There are controversies regarding pain expression in mentally disabled people, including Down syndrome patients. The aim of this study was to examine neuropathic pain-related behavior and peripheral nerve regeneration in mouse model of Down syndrome. Sciatic nerves of double transgenic mice, overexpressing both amyloid precursor protein (APP) and Cu/Zn superoxide dismutase (SOD1) genes, and FVB/N wild type mice were transected and immediately resutured. Evaluation of autotomy and functional recovery was carried out during 4-week follow-up. We found markedly less severe autotomy in transgenic animals, although the onset of autotomy was significantly delayed in control mice. Interestingly, neuroma formation at the injury site was significantly more prominent in transgenic animals. Sciatic function index outcome was better in transgenic mice than in wild-type group.

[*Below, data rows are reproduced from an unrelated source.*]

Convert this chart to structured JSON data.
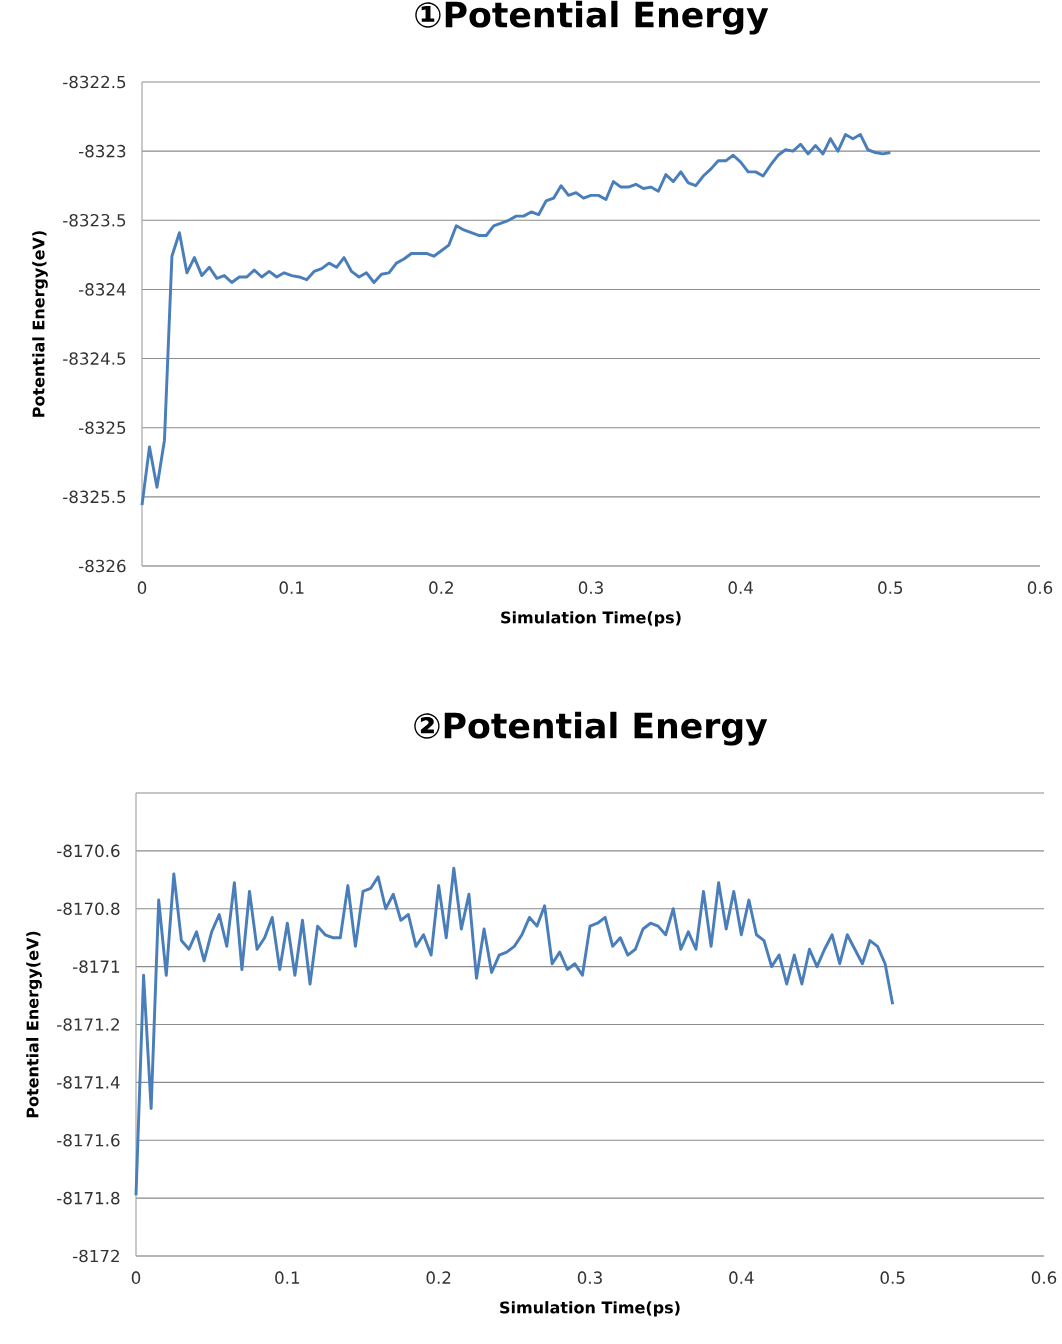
{
  "chart_data": [
    {
      "type": "line",
      "title": "①Potential Energy",
      "xlabel": "Simulation Time(ps)",
      "ylabel": "Potential Energy(eV)",
      "color": "#4a7ebb",
      "grid": "y",
      "xlim": [
        0,
        0.6
      ],
      "ylim": [
        -8326,
        -8322.5
      ],
      "xticks": [
        0,
        0.1,
        0.2,
        0.3,
        0.4,
        0.5,
        0.6
      ],
      "yticks": [
        -8326,
        -8325.5,
        -8325,
        -8324.5,
        -8324,
        -8323.5,
        -8323,
        -8322.5
      ],
      "x": [
        0,
        0.005,
        0.01,
        0.015,
        0.02,
        0.025,
        0.03,
        0.035,
        0.04,
        0.045,
        0.05,
        0.055,
        0.06,
        0.065,
        0.07,
        0.075,
        0.08,
        0.085,
        0.09,
        0.095,
        0.1,
        0.105,
        0.11,
        0.115,
        0.12,
        0.125,
        0.13,
        0.135,
        0.14,
        0.145,
        0.15,
        0.155,
        0.16,
        0.165,
        0.17,
        0.175,
        0.18,
        0.185,
        0.19,
        0.195,
        0.2,
        0.205,
        0.21,
        0.215,
        0.22,
        0.225,
        0.23,
        0.235,
        0.24,
        0.245,
        0.25,
        0.255,
        0.26,
        0.265,
        0.27,
        0.275,
        0.28,
        0.285,
        0.29,
        0.295,
        0.3,
        0.305,
        0.31,
        0.315,
        0.32,
        0.325,
        0.33,
        0.335,
        0.34,
        0.345,
        0.35,
        0.355,
        0.36,
        0.365,
        0.37,
        0.375,
        0.38,
        0.385,
        0.39,
        0.395,
        0.4,
        0.405,
        0.41,
        0.415,
        0.42,
        0.425,
        0.43,
        0.435,
        0.44,
        0.445,
        0.45,
        0.455,
        0.46,
        0.465,
        0.47,
        0.475,
        0.48,
        0.485,
        0.49,
        0.495,
        0.5
      ],
      "values": [
        -8325.56,
        -8325.14,
        -8325.43,
        -8325.09,
        -8323.76,
        -8323.59,
        -8323.88,
        -8323.77,
        -8323.9,
        -8323.84,
        -8323.92,
        -8323.9,
        -8323.95,
        -8323.91,
        -8323.91,
        -8323.86,
        -8323.91,
        -8323.87,
        -8323.91,
        -8323.88,
        -8323.9,
        -8323.91,
        -8323.93,
        -8323.87,
        -8323.85,
        -8323.81,
        -8323.84,
        -8323.77,
        -8323.87,
        -8323.91,
        -8323.88,
        -8323.95,
        -8323.89,
        -8323.88,
        -8323.81,
        -8323.78,
        -8323.74,
        -8323.74,
        -8323.74,
        -8323.76,
        -8323.72,
        -8323.68,
        -8323.54,
        -8323.57,
        -8323.59,
        -8323.61,
        -8323.61,
        -8323.54,
        -8323.52,
        -8323.5,
        -8323.47,
        -8323.47,
        -8323.44,
        -8323.46,
        -8323.36,
        -8323.34,
        -8323.25,
        -8323.32,
        -8323.3,
        -8323.34,
        -8323.32,
        -8323.32,
        -8323.35,
        -8323.22,
        -8323.26,
        -8323.26,
        -8323.24,
        -8323.27,
        -8323.26,
        -8323.29,
        -8323.17,
        -8323.22,
        -8323.15,
        -8323.23,
        -8323.25,
        -8323.18,
        -8323.13,
        -8323.07,
        -8323.07,
        -8323.03,
        -8323.08,
        -8323.15,
        -8323.15,
        -8323.18,
        -8323.1,
        -8323.03,
        -8322.99,
        -8323.0,
        -8322.95,
        -8323.02,
        -8322.96,
        -8323.02,
        -8322.91,
        -8323.0,
        -8322.88,
        -8322.91,
        -8322.88,
        -8322.99,
        -8323.01,
        -8323.02,
        -8323.01
      ]
    },
    {
      "type": "line",
      "title": "②Potential Energy",
      "xlabel": "Simulation Time(ps)",
      "ylabel": "Potential Energy(eV)",
      "color": "#4a7ebb",
      "grid": "y",
      "xlim": [
        0,
        0.6
      ],
      "ylim": [
        -8172,
        -8170.4
      ],
      "xticks": [
        0,
        0.1,
        0.2,
        0.3,
        0.4,
        0.5,
        0.6
      ],
      "yticks": [
        -8172,
        -8171.8,
        -8171.6,
        -8171.4,
        -8171.2,
        -8171,
        -8170.8,
        -8170.6,
        {
          "value": -8170.4,
          "label": null
        }
      ],
      "x": [
        0,
        0.005,
        0.01,
        0.015,
        0.02,
        0.025,
        0.03,
        0.035,
        0.04,
        0.045,
        0.05,
        0.055,
        0.06,
        0.065,
        0.07,
        0.075,
        0.08,
        0.085,
        0.09,
        0.095,
        0.1,
        0.105,
        0.11,
        0.115,
        0.12,
        0.125,
        0.13,
        0.135,
        0.14,
        0.145,
        0.15,
        0.155,
        0.16,
        0.165,
        0.17,
        0.175,
        0.18,
        0.185,
        0.19,
        0.195,
        0.2,
        0.205,
        0.21,
        0.215,
        0.22,
        0.225,
        0.23,
        0.235,
        0.24,
        0.245,
        0.25,
        0.255,
        0.26,
        0.265,
        0.27,
        0.275,
        0.28,
        0.285,
        0.29,
        0.295,
        0.3,
        0.305,
        0.31,
        0.315,
        0.32,
        0.325,
        0.33,
        0.335,
        0.34,
        0.345,
        0.35,
        0.355,
        0.36,
        0.365,
        0.37,
        0.375,
        0.38,
        0.385,
        0.39,
        0.395,
        0.4,
        0.405,
        0.41,
        0.415,
        0.42,
        0.425,
        0.43,
        0.435,
        0.44,
        0.445,
        0.45,
        0.455,
        0.46,
        0.465,
        0.47,
        0.475,
        0.48,
        0.485,
        0.49,
        0.495,
        0.5
      ],
      "values": [
        -8171.79,
        -8171.03,
        -8171.49,
        -8170.77,
        -8171.03,
        -8170.68,
        -8170.91,
        -8170.94,
        -8170.88,
        -8170.98,
        -8170.88,
        -8170.82,
        -8170.93,
        -8170.71,
        -8171.01,
        -8170.74,
        -8170.94,
        -8170.9,
        -8170.83,
        -8171.01,
        -8170.85,
        -8171.03,
        -8170.84,
        -8171.06,
        -8170.86,
        -8170.89,
        -8170.9,
        -8170.9,
        -8170.72,
        -8170.93,
        -8170.74,
        -8170.73,
        -8170.69,
        -8170.8,
        -8170.75,
        -8170.84,
        -8170.82,
        -8170.93,
        -8170.89,
        -8170.96,
        -8170.72,
        -8170.9,
        -8170.66,
        -8170.87,
        -8170.75,
        -8171.04,
        -8170.87,
        -8171.02,
        -8170.96,
        -8170.95,
        -8170.93,
        -8170.89,
        -8170.83,
        -8170.86,
        -8170.79,
        -8170.99,
        -8170.95,
        -8171.01,
        -8170.99,
        -8171.03,
        -8170.86,
        -8170.85,
        -8170.83,
        -8170.93,
        -8170.9,
        -8170.96,
        -8170.94,
        -8170.87,
        -8170.85,
        -8170.86,
        -8170.89,
        -8170.8,
        -8170.94,
        -8170.88,
        -8170.94,
        -8170.74,
        -8170.93,
        -8170.71,
        -8170.87,
        -8170.74,
        -8170.89,
        -8170.77,
        -8170.89,
        -8170.91,
        -8171.0,
        -8170.96,
        -8171.06,
        -8170.96,
        -8171.06,
        -8170.94,
        -8171.0,
        -8170.94,
        -8170.89,
        -8170.99,
        -8170.89,
        -8170.94,
        -8170.99,
        -8170.91,
        -8170.93,
        -8170.99,
        -8171.13
      ]
    }
  ]
}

Histological evaluation revealed no statistically significant differences in the number of GAP-43-positive growth cones and macrophages in the distal stump of the transected nerve between groups. However, in transgenic animals, the regenerating axons were arranged more chaotically. The number of Schwann cells in the distal stump of the transected nerves was significantly lower in transgenic mice. The number of surviving motoneurons was markedly decreased in transgenic group. We measured also the atrophy of denervated muscles and found it decreased in APP/SOD1 overexpressing mice. Taken together, in this model of Down syndrome, we observed increased neuroma formation and decreased autotomy after peripheral nerve injury. Our findings suggest that APP/SOD1 overexpressing mice are less sensitive for neuropathic pain associated with neuroma.